The habenula (Hb) can play an important role in major depressive disorder (MDD) as it is a key node between fronto-limbic areas and midbrain monoaminergic structures. In vivo neuroimaging studies have shown reductions in Hb volume in a post-mortem sample of patients with affective disorders but findings in unipolar MDD are not consistent. The current study aimed to investigate whether the Hb volume differed between patients with different stages of unipolar MDD and healthy subjects. We also explored differences in grey (GM) and white matter (WM) volumes and potential age and gender effects. High-resolution images were acquired using a 3T-scanner from 95 participants (21 with first-episode MDD; 20 with remitted-recurrent MDD; 20 with treatment-resistant/chronic MDD; and 34 healthy controls).Two researchers blinded to clinical data manually delineated habenular nuclei, with excellent inter-rater agreement. Multivariate analysis of covariance revealed a significant group-by-gender interaction (F9,258=2.22; p=0.02). Univariate effects emerged for Hb-WM volumes (F3,86=3.12; p=0.03) but not for total Hb volumes (F3,86=0.59; p=0.62) or Hb-GM volumes (F3,86=2.01; p=0.12). Women with a first-episode MDD had greater Hb-WM volumes than healthy controls and patients with treatment-resistant/chronic MDD (p<0.01). These findings remained unaltered when controlled for total intracranial volume or medication load. Our results do not support decreased total Hb volumes in unipolar MDD, in patients with first-episode or in patients with long-lasting recurrent or chronic depression. However, the increased Hb-WM volume we observed in women with a first-episode suggests involvement of Hb and its projections in early stages of the recovery process and in the course of MDD.

Microstructural white-matter abnormalities associated with treatment resistance, severity and duration of illness in major depression.

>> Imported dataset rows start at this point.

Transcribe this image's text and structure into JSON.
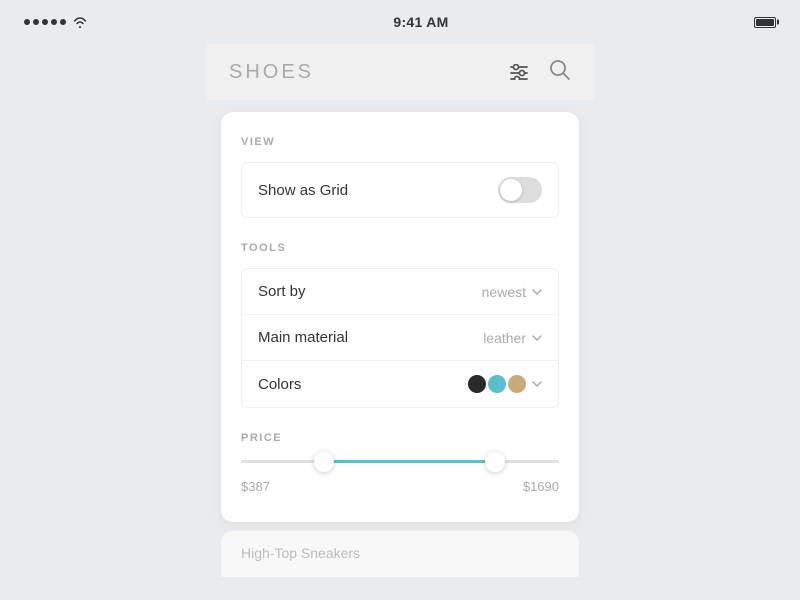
{
  "statusBar": {
    "time": "9:41 AM"
  },
  "header": {
    "title": "SHOES"
  },
  "view": {
    "sectionLabel": "VIEW",
    "gridToggle": {
      "label": "Show as Grid",
      "enabled": false
    }
  },
  "tools": {
    "sectionLabel": "TOOLS",
    "sortBy": {
      "label": "Sort by",
      "value": "newest"
    },
    "mainMaterial": {
      "label": "Main material",
      "value": "leather"
    },
    "colors": {
      "label": "Colors",
      "swatches": [
        "#2a2a2a",
        "#5bbfcb",
        "#c9aa7c"
      ]
    }
  },
  "price": {
    "sectionLabel": "PRICE",
    "min": "$387",
    "max": "$1690"
  },
  "peek": {
    "title": "High-Top Sneakers"
  }
}
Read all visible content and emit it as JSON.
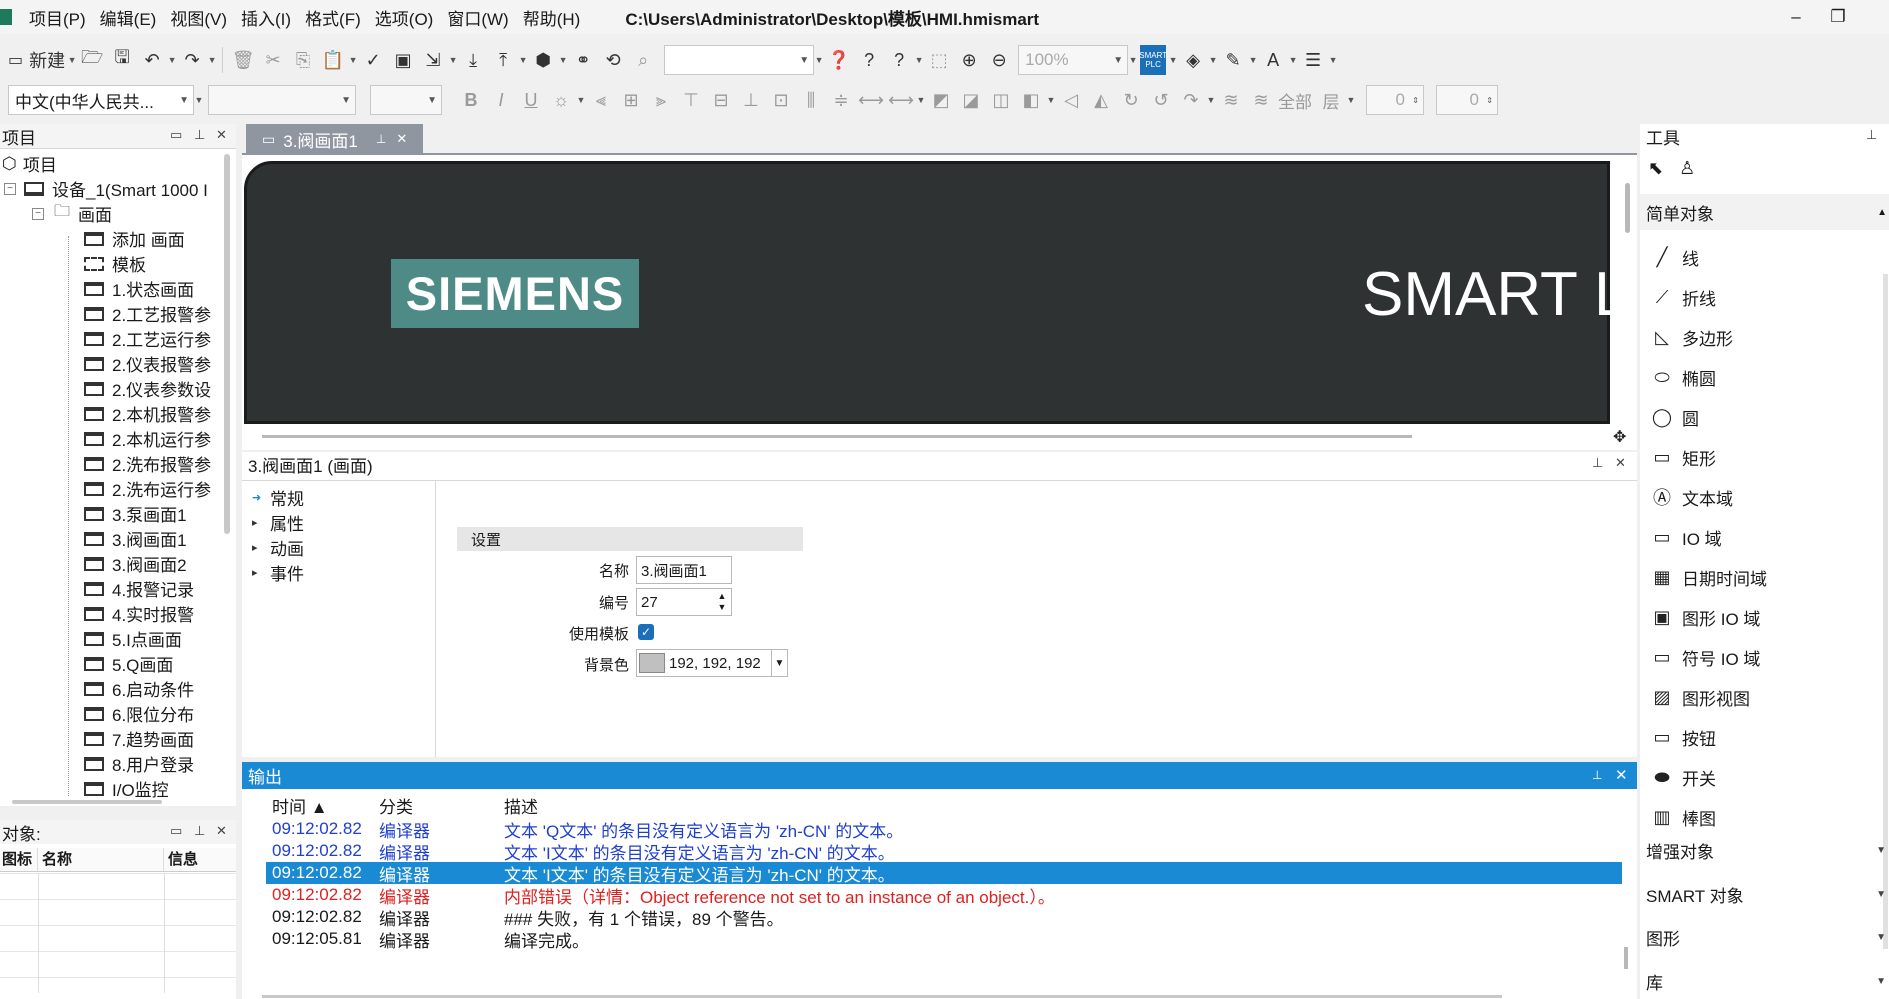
{
  "window": {
    "path": "C:\\Users\\Administrator\\Desktop\\模板\\HMI.hmismart",
    "controls": [
      "–",
      "❐"
    ]
  },
  "menu": [
    "项目(P)",
    "编辑(E)",
    "视图(V)",
    "插入(I)",
    "格式(F)",
    "选项(O)",
    "窗口(W)",
    "帮助(H)"
  ],
  "toolbar1": {
    "new_label": "新建",
    "zoom_value": "100%",
    "plc_badge": "SMART PLC"
  },
  "toolbar2": {
    "language": "中文(中华人民共...",
    "font_bold": "B",
    "font_italic": "I",
    "font_underline": "U",
    "all_label": "全部",
    "layer_label": "层",
    "layer_value_1": "0",
    "layer_value_2": "0"
  },
  "project_panel": {
    "title": "项目",
    "root": "项目",
    "device": "设备_1(Smart 1000 I",
    "screens_folder": "画面",
    "items": [
      "添加 画面",
      "模板",
      "1.状态画面",
      "2.工艺报警参",
      "2.工艺运行参",
      "2.仪表报警参",
      "2.仪表参数设",
      "2.本机报警参",
      "2.本机运行参",
      "2.洗布报警参",
      "2.洗布运行参",
      "3.泵画面1",
      "3.阀画面1",
      "3.阀画面2",
      "4.报警记录",
      "4.实时报警",
      "5.I点画面",
      "5.Q画面",
      "6.启动条件",
      "6.限位分布",
      "7.趋势画面",
      "8.用户登录",
      "I/O监控"
    ]
  },
  "objects_panel": {
    "title": "对象:",
    "columns": [
      "图标",
      "名称",
      "信息"
    ]
  },
  "doc_tab": {
    "label": "3.阀画面1"
  },
  "hmi": {
    "logo_text": "SIEMENS",
    "header_text": "SMART LI"
  },
  "properties": {
    "title": "3.阀画面1 (画面)",
    "nav": [
      "常规",
      "属性",
      "动画",
      "事件"
    ],
    "section": "设置",
    "name_label": "名称",
    "name_value": "3.阀画面1",
    "number_label": "编号",
    "number_value": "27",
    "template_label": "使用模板",
    "template_checked": true,
    "bg_label": "背景色",
    "bg_value": "192, 192, 192",
    "bg_color": "#c0c0c0"
  },
  "output": {
    "title": "输出",
    "columns": [
      "时间 ▲",
      "分类",
      "描述"
    ],
    "rows": [
      {
        "time": "09:12:02.82",
        "category": "编译器",
        "desc": "文本 'Q文本' 的条目没有定义语言为 'zh-CN' 的文本。",
        "kind": "warning"
      },
      {
        "time": "09:12:02.82",
        "category": "编译器",
        "desc": "文本 'I文本' 的条目没有定义语言为 'zh-CN' 的文本。",
        "kind": "warning"
      },
      {
        "time": "09:12:02.82",
        "category": "编译器",
        "desc": "文本 'I文本' 的条目没有定义语言为 'zh-CN' 的文本。",
        "kind": "selected"
      },
      {
        "time": "09:12:02.82",
        "category": "编译器",
        "desc": "内部错误（详情：Object reference not set to an instance of an object.）。",
        "kind": "error"
      },
      {
        "time": "09:12:02.82",
        "category": "编译器",
        "desc": "### 失败，有 1 个错误，89 个警告。",
        "kind": "normal"
      },
      {
        "time": "09:12:05.81",
        "category": "编译器",
        "desc": "编译完成。",
        "kind": "normal"
      }
    ]
  },
  "tools": {
    "title": "工具",
    "simple_objects": "简单对象",
    "items": [
      "线",
      "折线",
      "多边形",
      "椭圆",
      "圆",
      "矩形",
      "文本域",
      "IO 域",
      "日期时间域",
      "图形 IO 域",
      "符号 IO 域",
      "图形视图",
      "按钮",
      "开关",
      "棒图"
    ],
    "categories": [
      "增强对象",
      "SMART 对象",
      "图形",
      "库"
    ]
  },
  "colors": {
    "accent": "#1a8ad4",
    "warning_text": "#1f3fd1",
    "error_text": "#e02020",
    "selected_row": "#1a8ad4"
  }
}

BACKGROUND: Although white-matter abnormalities have been reported in middle-aged patients with major depressive disorder (MDD), few data are available on treatment-resistant MDD and the influence of relevant variables related to clinical burden of illness is far from being well established. METHOD: The present study examined white-matter microstructure in a sample of 52 patients with MDD in different stages (treatment-resistant/chronic MDD, n = 18; remitted-recurrent MDD, n = 15; first-episode MDD, n = 19) and 17 healthy controls, using diffusion tensor imaging with a tract-based spatial statistics approach. Groups were comparable in age and gender distribution, and results were corrected for familywise error (FWE) rate. RESULTS: Widespread significant reductions of fractional anisotropy (FA) - including the cingulum, corpus callosum, superior and inferior longitudinal fascicule - were evident in treatment-resistant/chronic MDD compared with first-episode MDD and controls (p < 0.05, FWE-corrected). Decreased FA was observed within the ventromedial prefrontal region in treatment-resistant/chronic MDD even when compared with the remitted-recurrent MDD group (p < 0.05, FWE-corrected). Longer duration of illness (ß = -0.49, p = 0.04) and higher depression severity (at a trend level: ß = -0.26, p = 0.06) predicted lower FA in linear multiple regression analysis at the whole-brain level. The number of previous episodes and severity of symptoms were significant predictors when focused on the ventromedial prefrontal area (ß = -0.28, p = 0.04; and ß = -0.29, p = 0.03, respectively). Medication effects were controlled for in the analyses and results remained unaltered. CONCLUSIONS: Our findings support the notion that disruptions of white-matter microstructure, particularly in fronto-limbic networks, are associated with resistance to treatment and higher current and past burden of depression.